I could only hope that they read out the message Wallybee sent me when I was off to play D&D, which read: "HAVE FUN AT YOUR GAME. I LOVE YOU. KILL THEM ALL."


§ ita § - May 07, 2011 5:39:51 pm PDT #7416 of 30001
Well not canonically, no, but this is transformative fiction.

Oh, and I can't stalk my future husband, because I don't know who he is. I only know I want to marry him because he liked the right previews and he seemed my kind of early morning comic book watching geek. But I couldn't even follow him, because he stepped aside so I could walk in front of him.

Maybe he's stalking me? Maybe he's outside right now. Well, if he's serious, he'll be there tomorrow.

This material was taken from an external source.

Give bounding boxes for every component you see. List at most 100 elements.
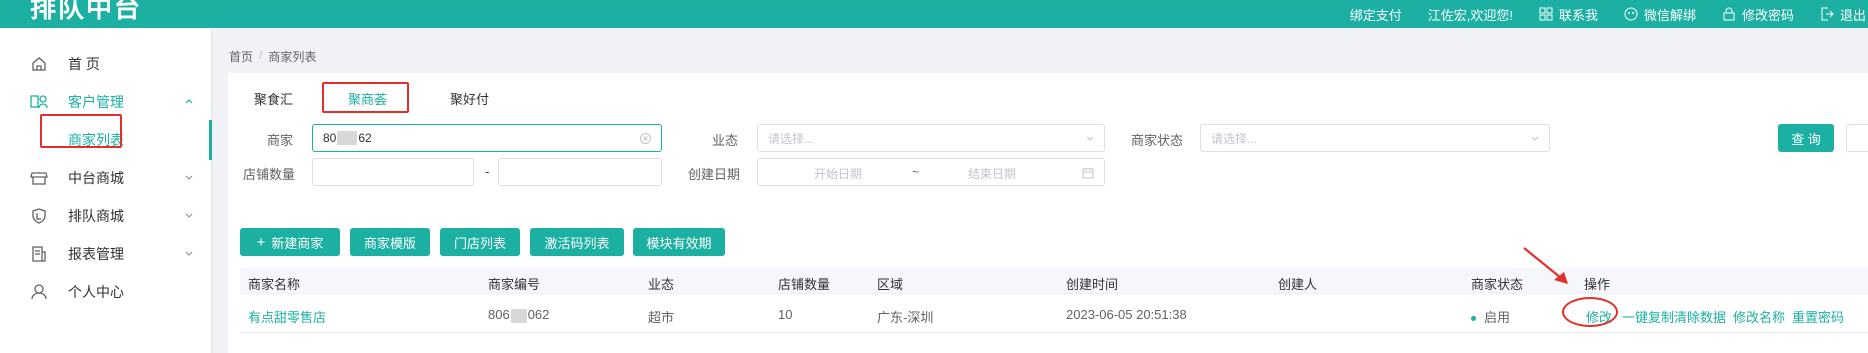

Note for David Tennant fans: He will sign autographs naked. It's on you to work out how to get naked, but I suspect both of you should be.


Jesse - May 07, 2011 5:41:22 pm PDT #7417 of 30001
Sometimes I trip on how happy we could be.

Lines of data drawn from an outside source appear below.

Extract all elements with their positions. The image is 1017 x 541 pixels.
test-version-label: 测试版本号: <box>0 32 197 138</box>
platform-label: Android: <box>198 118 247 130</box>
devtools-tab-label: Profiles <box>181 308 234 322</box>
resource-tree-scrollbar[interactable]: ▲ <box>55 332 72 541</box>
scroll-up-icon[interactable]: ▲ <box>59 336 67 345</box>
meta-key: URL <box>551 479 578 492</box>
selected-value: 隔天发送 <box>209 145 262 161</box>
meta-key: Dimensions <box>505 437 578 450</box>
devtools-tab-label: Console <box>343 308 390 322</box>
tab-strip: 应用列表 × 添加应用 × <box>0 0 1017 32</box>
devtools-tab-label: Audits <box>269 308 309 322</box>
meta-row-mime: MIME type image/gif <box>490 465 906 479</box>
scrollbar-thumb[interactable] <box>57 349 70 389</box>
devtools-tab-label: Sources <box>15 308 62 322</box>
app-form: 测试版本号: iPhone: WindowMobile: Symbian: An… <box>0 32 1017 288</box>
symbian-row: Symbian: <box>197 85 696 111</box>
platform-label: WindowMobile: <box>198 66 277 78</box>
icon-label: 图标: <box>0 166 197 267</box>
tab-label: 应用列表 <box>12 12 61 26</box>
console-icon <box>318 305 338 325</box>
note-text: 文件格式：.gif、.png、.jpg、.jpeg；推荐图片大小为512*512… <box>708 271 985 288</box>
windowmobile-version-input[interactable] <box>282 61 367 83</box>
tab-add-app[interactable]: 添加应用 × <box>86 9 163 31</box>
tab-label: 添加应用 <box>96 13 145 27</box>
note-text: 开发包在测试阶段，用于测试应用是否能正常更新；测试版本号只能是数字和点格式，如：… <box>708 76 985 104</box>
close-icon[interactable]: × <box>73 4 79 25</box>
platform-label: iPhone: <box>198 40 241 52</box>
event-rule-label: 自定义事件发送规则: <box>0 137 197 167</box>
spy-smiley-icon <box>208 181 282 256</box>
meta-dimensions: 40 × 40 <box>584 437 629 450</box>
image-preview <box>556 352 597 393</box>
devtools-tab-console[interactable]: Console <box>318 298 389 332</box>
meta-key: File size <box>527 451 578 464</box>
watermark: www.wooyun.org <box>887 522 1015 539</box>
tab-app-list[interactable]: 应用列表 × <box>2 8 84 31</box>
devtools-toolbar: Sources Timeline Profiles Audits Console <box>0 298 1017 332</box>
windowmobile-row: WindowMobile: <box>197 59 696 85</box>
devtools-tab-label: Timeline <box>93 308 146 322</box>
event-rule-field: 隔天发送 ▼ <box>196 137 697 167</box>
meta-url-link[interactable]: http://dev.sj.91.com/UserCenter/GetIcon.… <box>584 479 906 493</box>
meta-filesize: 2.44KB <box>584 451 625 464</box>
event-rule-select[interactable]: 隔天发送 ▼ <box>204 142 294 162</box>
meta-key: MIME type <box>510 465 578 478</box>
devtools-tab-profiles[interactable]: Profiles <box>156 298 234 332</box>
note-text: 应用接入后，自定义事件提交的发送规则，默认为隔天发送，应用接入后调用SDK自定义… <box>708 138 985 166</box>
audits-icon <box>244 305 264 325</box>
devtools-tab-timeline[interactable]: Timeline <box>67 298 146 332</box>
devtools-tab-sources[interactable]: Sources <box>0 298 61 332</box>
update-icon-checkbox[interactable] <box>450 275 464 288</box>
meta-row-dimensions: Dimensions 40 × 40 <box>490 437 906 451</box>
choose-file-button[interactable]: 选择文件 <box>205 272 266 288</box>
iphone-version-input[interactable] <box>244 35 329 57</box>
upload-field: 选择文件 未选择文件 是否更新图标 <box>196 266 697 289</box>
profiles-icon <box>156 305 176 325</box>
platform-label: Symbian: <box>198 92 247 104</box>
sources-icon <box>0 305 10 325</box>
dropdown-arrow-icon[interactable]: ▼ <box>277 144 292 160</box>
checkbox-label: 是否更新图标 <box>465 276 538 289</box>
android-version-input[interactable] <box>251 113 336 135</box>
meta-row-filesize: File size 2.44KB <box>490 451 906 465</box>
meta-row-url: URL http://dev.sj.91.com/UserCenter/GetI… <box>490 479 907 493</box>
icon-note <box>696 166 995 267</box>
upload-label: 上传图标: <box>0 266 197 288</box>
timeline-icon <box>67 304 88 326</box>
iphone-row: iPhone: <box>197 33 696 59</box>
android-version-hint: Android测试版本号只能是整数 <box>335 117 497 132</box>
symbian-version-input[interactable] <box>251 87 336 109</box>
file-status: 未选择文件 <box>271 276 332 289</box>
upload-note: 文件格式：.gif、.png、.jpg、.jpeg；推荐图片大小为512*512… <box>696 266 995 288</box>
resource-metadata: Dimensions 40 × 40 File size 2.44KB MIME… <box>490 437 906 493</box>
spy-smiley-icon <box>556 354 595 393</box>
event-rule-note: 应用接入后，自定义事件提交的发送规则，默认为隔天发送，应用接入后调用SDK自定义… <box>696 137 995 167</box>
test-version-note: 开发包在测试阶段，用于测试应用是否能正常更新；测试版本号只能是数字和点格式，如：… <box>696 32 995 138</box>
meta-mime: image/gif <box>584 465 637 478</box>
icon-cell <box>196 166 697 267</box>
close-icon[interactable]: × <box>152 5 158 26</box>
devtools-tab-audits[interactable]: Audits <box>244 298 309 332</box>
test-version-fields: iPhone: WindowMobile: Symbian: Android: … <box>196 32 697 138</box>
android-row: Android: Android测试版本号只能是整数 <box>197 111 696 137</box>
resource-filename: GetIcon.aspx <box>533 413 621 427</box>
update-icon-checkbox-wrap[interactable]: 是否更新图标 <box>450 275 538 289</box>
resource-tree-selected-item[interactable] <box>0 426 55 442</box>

I have definitely seen people I should at least be friends with at the 11am movie, but have never figured out a way to make that happen! Ah well.


tommyrot - May 07, 2011 5:42:14 pm PDT #7418 of 30001
Sir, it's not an offence to let your cat eat your bacon. Okay? And we don't arrest cats, I'm very sorry.

He will sign autographs naked.

Yeah, but he did say that being asked to sign an autograph while naked was "inappropriate."


§ ita § - May 07, 2011 5:43:49 pm PDT #7419 of 30001
Well not canonically, no, but this is transformative fiction.

This was a 10:20 movie. He's evidently dedicated like I am. Knew to stay after the credits too. PERFECT. I can't believe I'm still single.

And, sadly, he's not at my normal theatre (I had to travel to find the movie in 2D), so we're just fated to be apart.


smonster - May 07, 2011 5:49:05 pm PDT #7420 of 30001
We won’t stop until everyone is gay.

David Tennant wears day of the week socks. That he's willing to show on telly. And Superman shoes. CUTENESS KILLING ME NOW.